Perhaps a brief story will elucidate on what I mean.
The person who runs the medieval fencing class I attend is a veteran. Not anything spectacular, but still, combat infantry. Now, it is his belief - I do not know why - that bar fights are fun. So whenever he goes to Russia to visit his friends and relatives, he makes it a point to get into a fight.
Last time he was there, he managed to get himself attacked by three fellows. One of them, his friends dealt with, and two, he beat up and they ran off. Now, why is that story instructive? Not because this specific individual is John Rambo - but because he isn't.
Consider a tough bar fighter in a country like Russia. Now he's seen some moves, and he's been doing this for two or three years. He probably has some good instinct, and maybe his older brother showed him some good moves when he was twelve. If he were to fight me, he'd clock me in the face few times and then stomp on my body when I fell. But two of these guys got their butt kicked by a guy who did IDF enlisted service. Why? Because the guy studied a real, military martial art. That art had been developed for him by scientists and sports professionals over the course of several years, and then the process of TEACHING the art to him was developed by professionals in the sports and education field.
An Afghani terrorist is not unlike this bar fighter. His Dad taught him a few tricks from fighting the Russians, and maybe he's gone to an Al-Quaeda training camp or something. Maybe not.

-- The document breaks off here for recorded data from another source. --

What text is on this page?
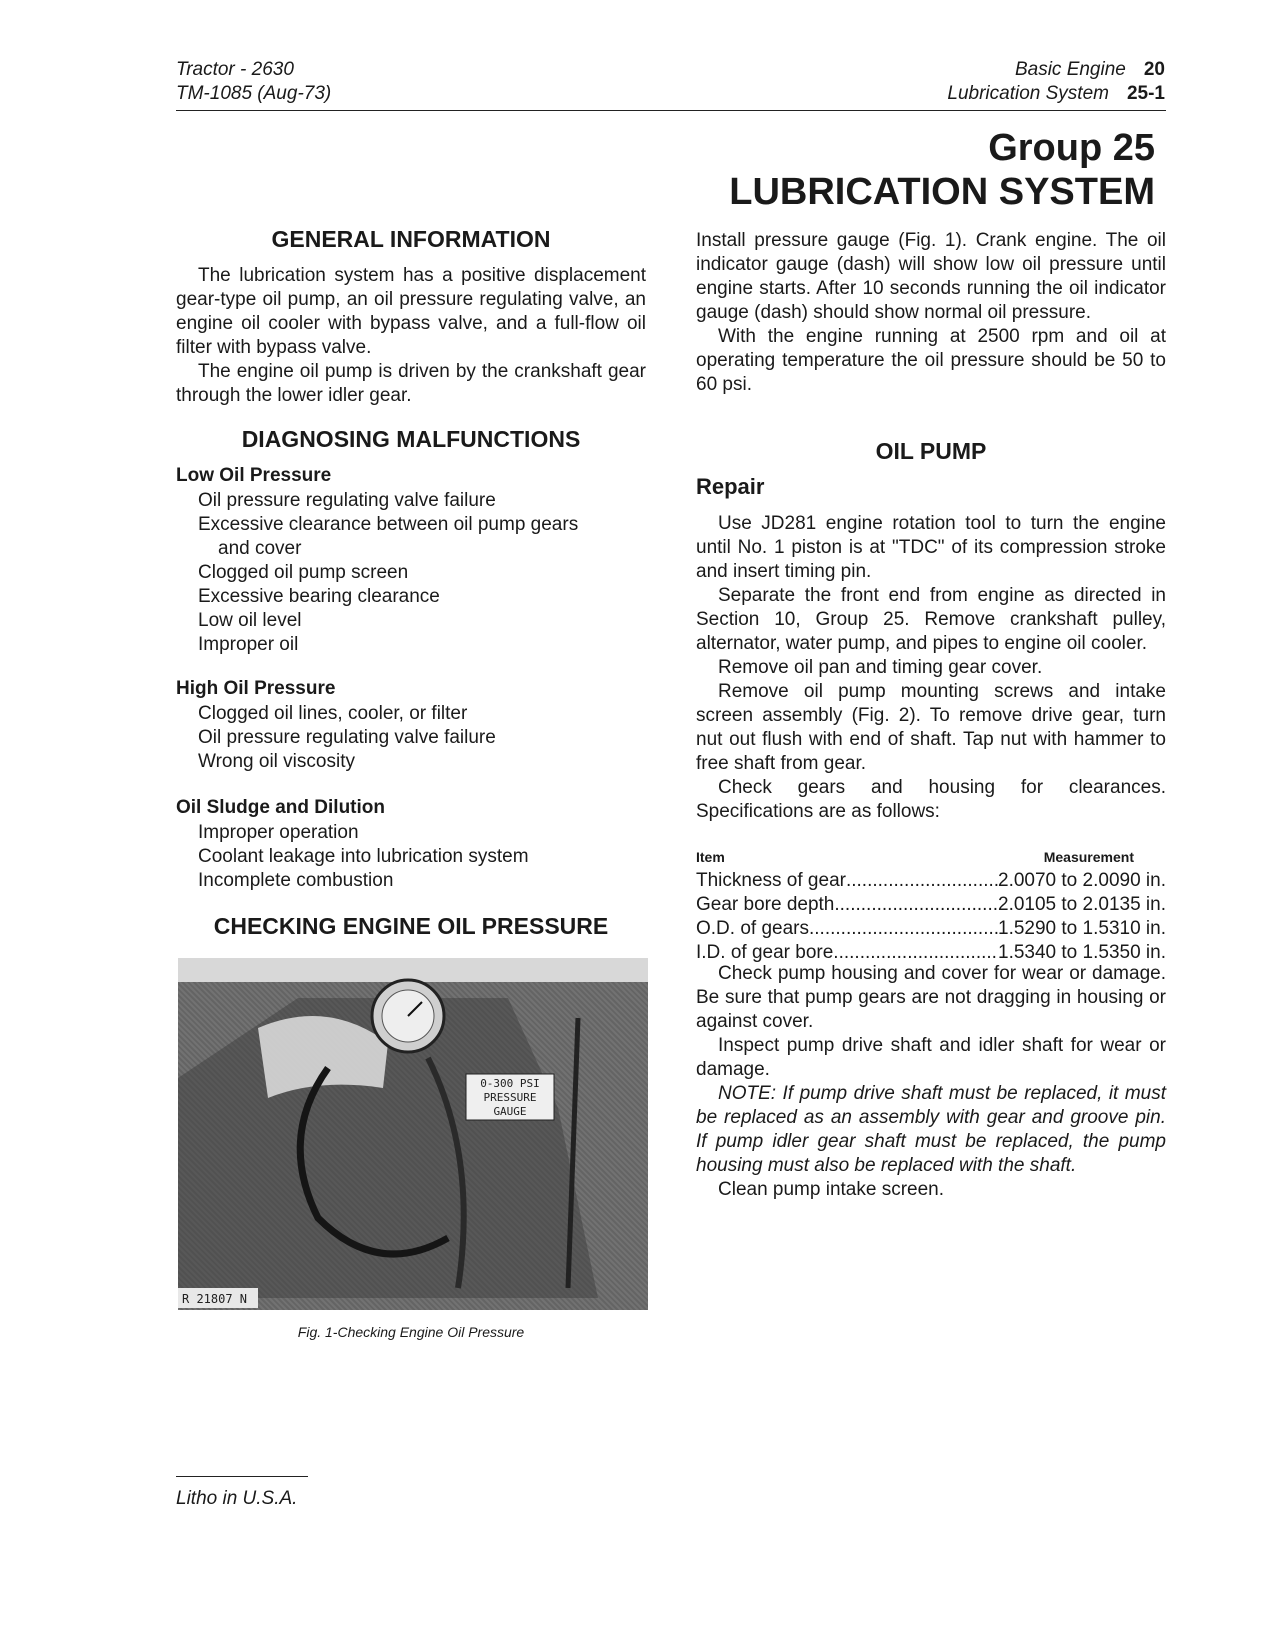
Tractor - 2630
TM-1085 (Aug-73)
Basic Engine 20
Lubrication System 25-1
Group 25
LUBRICATION SYSTEM
GENERAL INFORMATION

The lubrication system has a positive displacement gear-type oil pump, an oil pressure regulating valve, an engine oil cooler with bypass valve, and a full-flow oil filter with bypass valve.

The engine oil pump is driven by the crankshaft gear through the lower idler gear.

DIAGNOSING MALFUNCTIONS
Low Oil Pressure
Oil pressure regulating valve failure
Excessive clearance between oil pump gears
and cover
Clogged oil pump screen
Excessive bearing clearance
Low oil level
Improper oil
High Oil Pressure
Clogged oil lines, cooler, or filter
Oil pressure regulating valve failure
Wrong oil viscosity
Oil Sludge and Dilution
Improper operation
Coolant leakage into lubrication system
Incomplete combustion
CHECKING ENGINE OIL PRESSURE
0-300 PSI
PRESSURE
GAUGE
R 21807 N
Fig. 1-Checking Engine Oil Pressure

Install pressure gauge (Fig. 1). Crank engine. The oil indicator gauge (dash) will show low oil pressure until engine starts. After 10 seconds running the oil indicator gauge (dash) should show normal oil pressure.

With the engine running at 2500 rpm and oil at operating temperature the oil pressure should be 50 to 60 psi.

OIL PUMP
Repair

Use JD281 engine rotation tool to turn the engine until No. 1 piston is at "TDC" of its compression stroke and insert timing pin.

Separate the front end from engine as directed in Section 10, Group 25. Remove crankshaft pulley, alternator, water pump, and pipes to engine oil cooler.

Remove oil pan and timing gear cover.

Remove oil pump mounting screws and intake screen assembly (Fig. 2). To remove drive gear, turn nut out flush with end of shaft. Tap nut with hammer to free shaft from gear.

Check gears and housing for clearances. Specifications are as follows:

Item	Measurement
Thickness of gear .....	2.0070 to 2.0090 in.
Gear bore depth .....	2.0105 to 2.0135 in.
O.D. of gears .....	1.5290 to 1.5310 in.
I.D. of gear bore .....	1.5340 to 1.5350 in.

Check pump housing and cover for wear or damage. Be sure that pump gears are not dragging in housing or against cover.

Inspect pump drive shaft and idler shaft for wear or damage.

NOTE: If pump drive shaft must be replaced, it must be replaced as an assembly with gear and groove pin. If pump idler gear shaft must be replaced, the pump housing must also be replaced with the shaft.

Clean pump intake screen.

Litho in U.S.A.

When he goes up against an American, German, or any other allied soldier, he's going up against an entirely other league of fellow. A fellow whose entire system of training - from navigation to small arms combat - is worked out scientifically. The choice of equipment he carries, even the weight of his combat gear is the product of some eggheads researching into ortopedics, optics, medicine, engineering, ergonomics, ballistics, nuclear physics, materials science, tactics, military history, psychology, education. The fact his gun is better, his optics are shinier, whatever - is a product of the fact that our civilization handles KNOWLEDGE better.
It is only in the imagination of small-minded men that being civilized makes us softer and weaker. Being civilized has allowed us to produce the hardest combatants the world has ever known: soldiers who grab armed terrorists and throw them on the terrorists' own grenades, soldiers who can fight - in close combat, using only knives and shovels - against a numerically-exceeding horde of terrorists, and then stab and hack them to death with almost no casualties. Every United States Marine, every Israeli paratrooper, every Russian VDV paratrooper fighting against Wahabbis would - by the standards of ancient Greece, the middle ages, the 17th century - be taken as an incredible hero of epic legend.
And unlike any of these pitiful worthless 'tards whom we call 'terrorists', we can produce these men as a routine process. More, we have more of these men than any of these cultures can produce fighting men at all.
And now think of the equipment we produce for these men. Every single one of the inventions I will list now are not merely 'cool' - each of them individually is a revolution in armed combat. Equipping your men with Trijicon scopes increases their capability as combat marksmen by 100% on average. Equipping your military with electronic, live-updating C3 systems makes it possible to coordinate disparate units by the click of a button where a lesser organization would resort to long radio exchanges on all levels, or even (in the case of some terrorist groups) runners. And then there are the more obvious things - guided munitions, UAVs, combat robots, etc.
The Afghani are many things, but they do learn. Every time a platoon of Marines takes down a company of Al Quaeda, they see and they learn. And for the Americans, the Germans, the British - these sort of victories are not even the stuff of legend. For them it is something they do routinely.